ÓRGÃO JULGADOR : 5ª Câmara de Direito Público

Apelação Cível nº 0011899-97.2014.8.18.0140 (1ª Vara da Fazenda Pública da Comarca de Teresina/PI - PO-0011899-97.2014.8.18.0140)

Apelante : ESTADO DO PIAUÍ (Procuradoria Geral)

Apelada : Maria Jacira Araújo Rêgo

Advogado: Francisco Eudes Alves Ferreira – OAB/PI Nº 9.428

Relator : Des. Pedro de Alcântara da Silva Macêdo

 


EMENTA


 

CONSTITUCIONAL E ADMINISTRATIVO - APELAÇÃO CÍVEL - AÇÃO DE INDENIZAÇÃO POR DANOS MORAIS – LAQUEADURA - POSTERIOR GESTAÇÃO - FALHA NO DEVER DE INFORMAÇÃO – RESPONSABILIDADE OBJETIVA DO ESTADO CONFIGURADA – DEVER DE REPARAÇÃO PELOS DANOS MORAIS VINDICADOSSENTENÇA MANTIDA – RECURSO CONHECIDO E IMPROVIDO.
1. No caso dos autos, nota-se que a Apelada assinou termo de consentimento, em que declara de livre e espontânea vontade submeter-se a ligação tubária, com pleno conhecimento da existência de outros métodos reversíveis e de todos os riscos inerentes ao ato cirúrgico, que é irreversível;

2. Contudo, inexiste comprovação de que foi devidamente informada dos riscos/probabilidades de uma nova gravidez, ou seja, de que o método contraceptivo não era inteiramente eficaz. Logo, percebe-se que os agentes do Estado não cumpriram com seu dever de informar, o qual deveria ser completo, verdadeiro e adequado, a respeito da remota ocorrência de gravidez após o procedimento;

3. Da análise dos autos, constata-se que inexiste dúvida da ausência de informações acerca do procedimento (falha no dever de informar) e o dano causado à Apelada, por conta da gestação indesejada, sendo evidente então o nexo de causalidade entre o dano e a conduta do Apelante;

4. Nesse diapasão, mostra-se caracterizada a responsabilidade do Estado do Piauí e configurado, portanto, o dever de indenizar pelo dano moral suportado pela Autora/Apelada;

5. Recurso conhecido e improvido.

 

ACÓRDÃO



Vistos, relatados e discutidos os presentes autos em que são partes as acima indicadas, acordam os componentes da 5ª Câmara de Direito Público do Tribunal de Justiça do Estado do Piauí, à unanimidade,   em CONHECER  do presente recurso, mas NEGAR -LHE PROVIMENTO, majorando-se, entretanto, os honorários sucumbenciais em 2% (dois por cento) sobre o valor fixado na origem, em conformidade com o §11 do art. 85 do CPC, totalizando-os então em 12% (doze por cento), mantendo-se a sentença nos demais termos, acordes com o parecer do Ministério Público Superior. Transcorrido in albis o prazo recursal, certifique-se o trânsito em julgado do Acórdão e proceda-se à baixa do feito na Distribuição, na forma do voto do Relator.” 

 

RELATÓRIO


 

 

 

Trata-se de Apelação Cível interposta pelo ESTADO DO PIAUÍ, em face da sentença proferida pelo MM. Juiz de Direito da 1ª Vara da Fazenda Pública da Comarca de Teresina/PI que julgou procedente a Ação de Indenização por Danos Morais (PO-0011899-97.2014.8.18.0140) ajuizada por Maria Jacira Araújo Rêgo, para condenar o ente público ao pagamento do pleito indenizatório a título de danos morais no valor de R$ 20.000,00 (vinte mil reais) e das custas processuais e honorários advocatícios no importe de 10% (dez por cento) do valor da causa.

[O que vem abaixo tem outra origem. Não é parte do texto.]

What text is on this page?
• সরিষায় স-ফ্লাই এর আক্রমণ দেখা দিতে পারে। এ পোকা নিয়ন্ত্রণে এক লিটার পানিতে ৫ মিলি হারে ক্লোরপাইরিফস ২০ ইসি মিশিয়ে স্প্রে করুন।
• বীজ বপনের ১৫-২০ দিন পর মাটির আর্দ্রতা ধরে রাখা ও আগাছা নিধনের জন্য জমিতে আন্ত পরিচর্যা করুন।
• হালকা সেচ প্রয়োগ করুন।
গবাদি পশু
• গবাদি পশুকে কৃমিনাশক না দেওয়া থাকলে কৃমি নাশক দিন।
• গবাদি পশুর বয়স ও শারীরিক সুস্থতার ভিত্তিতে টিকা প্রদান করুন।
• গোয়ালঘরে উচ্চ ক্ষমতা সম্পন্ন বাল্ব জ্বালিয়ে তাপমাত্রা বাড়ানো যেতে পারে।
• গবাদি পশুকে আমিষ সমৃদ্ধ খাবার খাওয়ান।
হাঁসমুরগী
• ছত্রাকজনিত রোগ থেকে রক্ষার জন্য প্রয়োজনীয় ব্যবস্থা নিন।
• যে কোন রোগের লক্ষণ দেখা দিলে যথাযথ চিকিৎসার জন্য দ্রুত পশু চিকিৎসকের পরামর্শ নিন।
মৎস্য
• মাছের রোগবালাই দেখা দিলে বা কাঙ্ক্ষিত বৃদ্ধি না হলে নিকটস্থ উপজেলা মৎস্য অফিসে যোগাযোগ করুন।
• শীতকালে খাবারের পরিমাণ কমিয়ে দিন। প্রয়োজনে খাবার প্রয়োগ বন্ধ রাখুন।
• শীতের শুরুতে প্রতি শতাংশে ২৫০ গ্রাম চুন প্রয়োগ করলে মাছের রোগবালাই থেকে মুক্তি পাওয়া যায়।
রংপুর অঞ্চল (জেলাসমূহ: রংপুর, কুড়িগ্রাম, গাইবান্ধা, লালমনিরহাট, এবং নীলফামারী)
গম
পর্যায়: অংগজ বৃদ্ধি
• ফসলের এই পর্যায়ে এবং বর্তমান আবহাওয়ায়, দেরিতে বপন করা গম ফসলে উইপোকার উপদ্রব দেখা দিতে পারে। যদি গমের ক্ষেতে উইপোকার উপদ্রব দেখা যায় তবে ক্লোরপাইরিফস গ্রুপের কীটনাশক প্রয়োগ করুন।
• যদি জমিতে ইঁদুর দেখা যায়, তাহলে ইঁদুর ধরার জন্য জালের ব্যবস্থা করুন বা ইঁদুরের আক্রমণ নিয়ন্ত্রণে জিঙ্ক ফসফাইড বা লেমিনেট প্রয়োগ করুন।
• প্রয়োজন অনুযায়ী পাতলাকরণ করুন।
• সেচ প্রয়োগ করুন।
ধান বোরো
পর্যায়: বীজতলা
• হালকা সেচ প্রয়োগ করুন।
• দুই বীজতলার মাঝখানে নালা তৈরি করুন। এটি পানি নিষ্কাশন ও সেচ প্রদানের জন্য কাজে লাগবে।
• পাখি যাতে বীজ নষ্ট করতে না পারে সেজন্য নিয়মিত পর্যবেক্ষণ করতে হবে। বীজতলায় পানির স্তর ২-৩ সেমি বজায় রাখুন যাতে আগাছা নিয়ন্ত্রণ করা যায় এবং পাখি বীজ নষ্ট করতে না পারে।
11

O Apelante alega, em síntese, que a atividade médica constitui atividade de meio e que inexiste conduta estatal que acarrete a responsabilidade civil do Estado. Ao final, pugna pelo conhecimento e provimento do recurso.

A Apelada, por sua vez, deixou transcorrer in albis o prazo para apresentar contrarrazões (Id. 5138498 – página 81).

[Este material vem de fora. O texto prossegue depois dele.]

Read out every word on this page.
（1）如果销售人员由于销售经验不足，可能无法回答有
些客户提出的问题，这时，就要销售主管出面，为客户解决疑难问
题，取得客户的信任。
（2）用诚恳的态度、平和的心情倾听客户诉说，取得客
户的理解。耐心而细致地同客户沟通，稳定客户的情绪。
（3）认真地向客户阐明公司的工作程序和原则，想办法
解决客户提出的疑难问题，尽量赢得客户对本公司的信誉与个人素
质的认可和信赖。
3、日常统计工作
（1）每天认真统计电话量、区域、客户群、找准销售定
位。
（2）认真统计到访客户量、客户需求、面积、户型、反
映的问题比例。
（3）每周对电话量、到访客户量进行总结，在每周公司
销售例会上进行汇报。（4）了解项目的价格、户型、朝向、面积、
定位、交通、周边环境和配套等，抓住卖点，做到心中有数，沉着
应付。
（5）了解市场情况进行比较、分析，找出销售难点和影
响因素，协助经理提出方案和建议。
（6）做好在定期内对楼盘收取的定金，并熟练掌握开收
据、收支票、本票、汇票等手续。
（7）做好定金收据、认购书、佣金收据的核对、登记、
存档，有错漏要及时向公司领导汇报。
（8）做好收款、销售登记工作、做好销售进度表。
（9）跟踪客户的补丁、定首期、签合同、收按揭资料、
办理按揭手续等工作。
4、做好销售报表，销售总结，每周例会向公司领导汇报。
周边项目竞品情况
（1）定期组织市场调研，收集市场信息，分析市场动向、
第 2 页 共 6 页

Registre-se, por último, que o Ministério Público Superior opinou pelo conhecimento e improvimento do recurso (Id. 7992550).

É o relatório.

 


VOTO


 

 

1. Do juízo de admissibilidade.

 

Presentes os pressupostos objetivos e subjetivos de admissibilidade recursal, impõe-se conhecer do recurso.

Como não foi suscitada preliminar, passo à análise do mérito recursal.

 

2. Do mérito.

 

Conforme consta dos autos, a Apelada foi submetida, em um mesmo ato, ao parto de Maria Eduarda do Rêgo Passos e à laqueadura tubária, na Maternidade Dona Evangelina Rosa, com o intuito de não poder mais gestar, visto que já era mãe de dois meninos e vivia numa situação econômica precária.

Aduz que foi informada que o procedimento de laqueadura era irreversível, o “que a impossibilitaria, definitivamente, de gestar novamente”, entretanto, menos de um ano depois, foi surpreendida com a notícia de que estava grávida, o que resultou em considerável aumento de suas despesas, além de ser acometida por depressão, fatos que a levaram a ajuizar a Ação de Indenização por Danos Morais, julgada procedente em 1ª instância.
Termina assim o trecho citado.